On Mon Sep 15, 2025 at 10:39 PM UTC, Jonathan Corbet wrote:
Gabriele Paoloni gpaoloni@redhat.com writes:
This patch proposes initial kernel-doc documentation for memory_open() and most of the functions in the mem_fops structure. The format used for the specifications follows the guidelines defined in Documentation/doc-guide/code-specifications.rst
I'll repeat my obnoxious question from the first patch: what does that buy for us?
Fair question, and definitely not obnoxious.
It might help to reframe this a bit. The idea is to take an engineering technique from one domain and apply it with modifications to another. The relevant terms of art are "forward engineering" and "reverse engineering".
My kneejerk first reaction is: you are repeating the code of the function in a different language.
No disagreement on that perception. We have more work to do when it comes to communicating the idea, as well as developing a better implementation.
The design of the Linux kernel is emergent and, in the present state, all forms of testing are an (educated) guess at the intended design. We can demonstrate this by picking a random bit of code from the kernel and assigning ourselves the task of writing a test for it.
Are you certain that your test accurately reflects the true design intent? You can read the code and test what you see.

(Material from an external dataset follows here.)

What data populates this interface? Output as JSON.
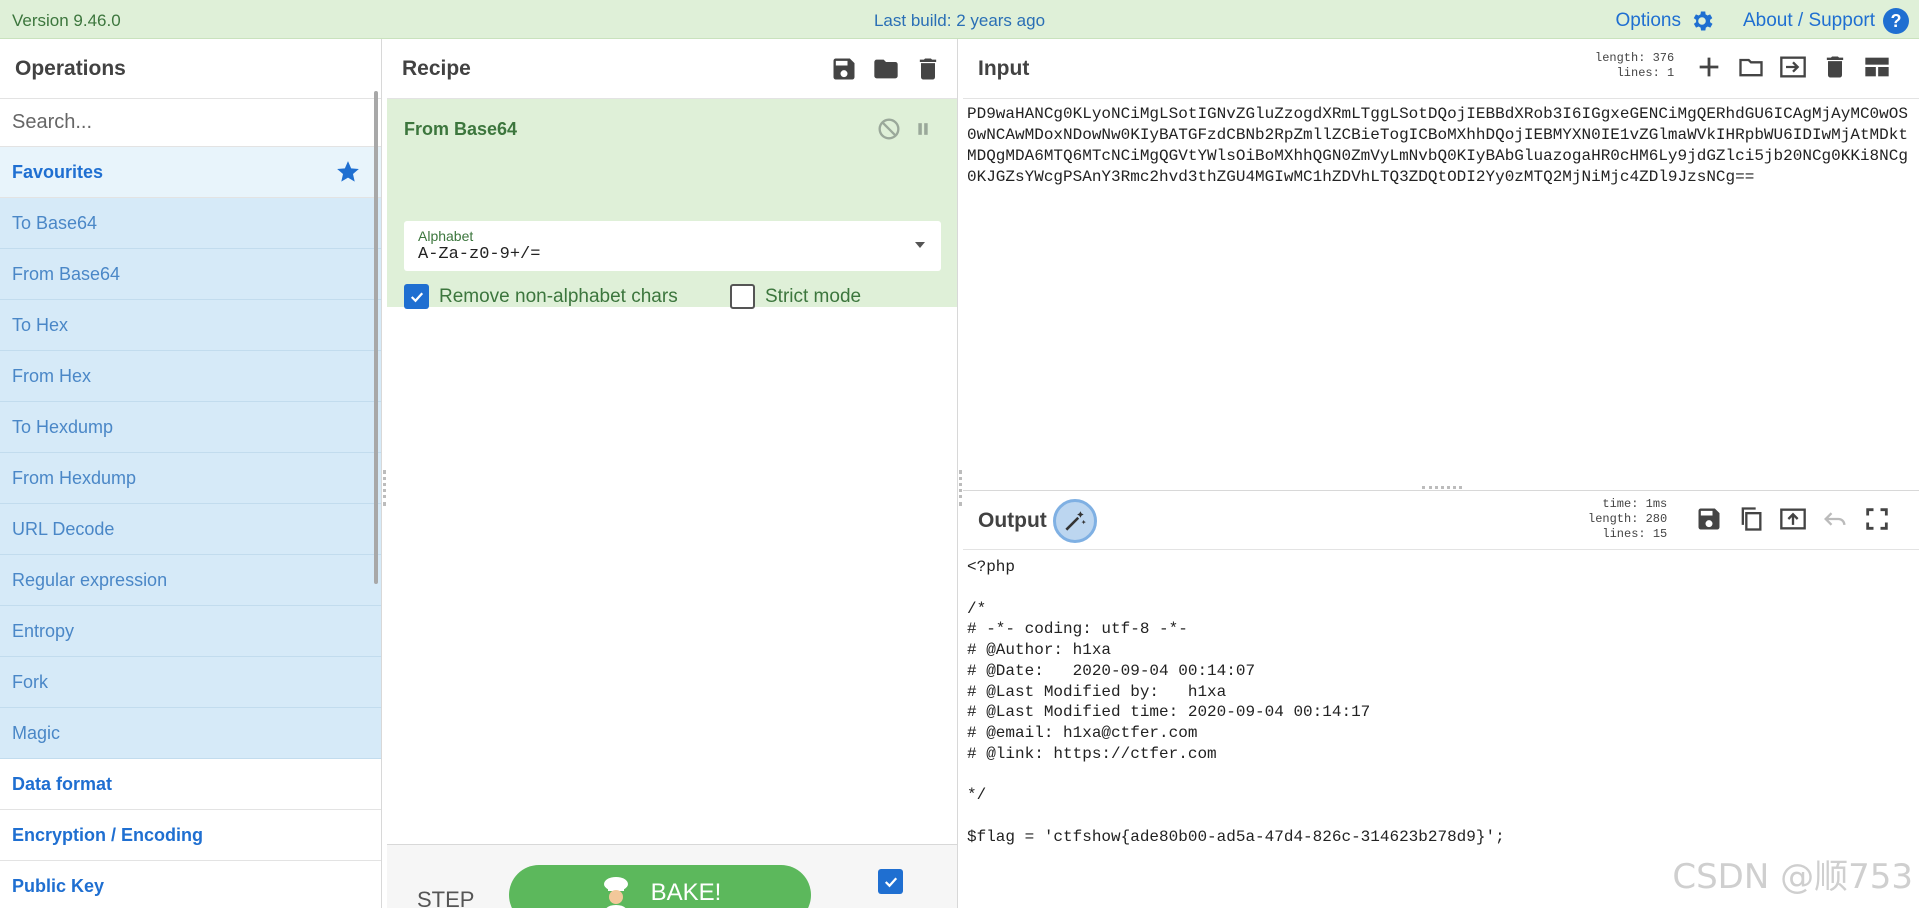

But that does not mean that your test is valid against the intent in someone else's head.
Music instructors see this whenever their students play the right notes but clearly do not yet "feel" the music. The difference is noticeable even by casual listeners.
If we are not convinced that the code is correct, how can we be more confident that this set of specifications is correct?
We have no reason to be independently convinced of either. When we describe this as importing a technique into a new domain, your question is an example of some of the concessions that have to be made.
The Linux kernel is not a forward engineered system. Therefore it is not possible to develop code and test from the same seed. Our only option is to reverse engineer that seed to the best of our abilities.
At that point we have a few options.
Ideally, the original developer can weigh in and validate that our interpretation is correct. This has the effect of "simulating" a forward engineering scenario, because a test can be created from the validated seed (I am trying valiantly to avoid using the word kernel).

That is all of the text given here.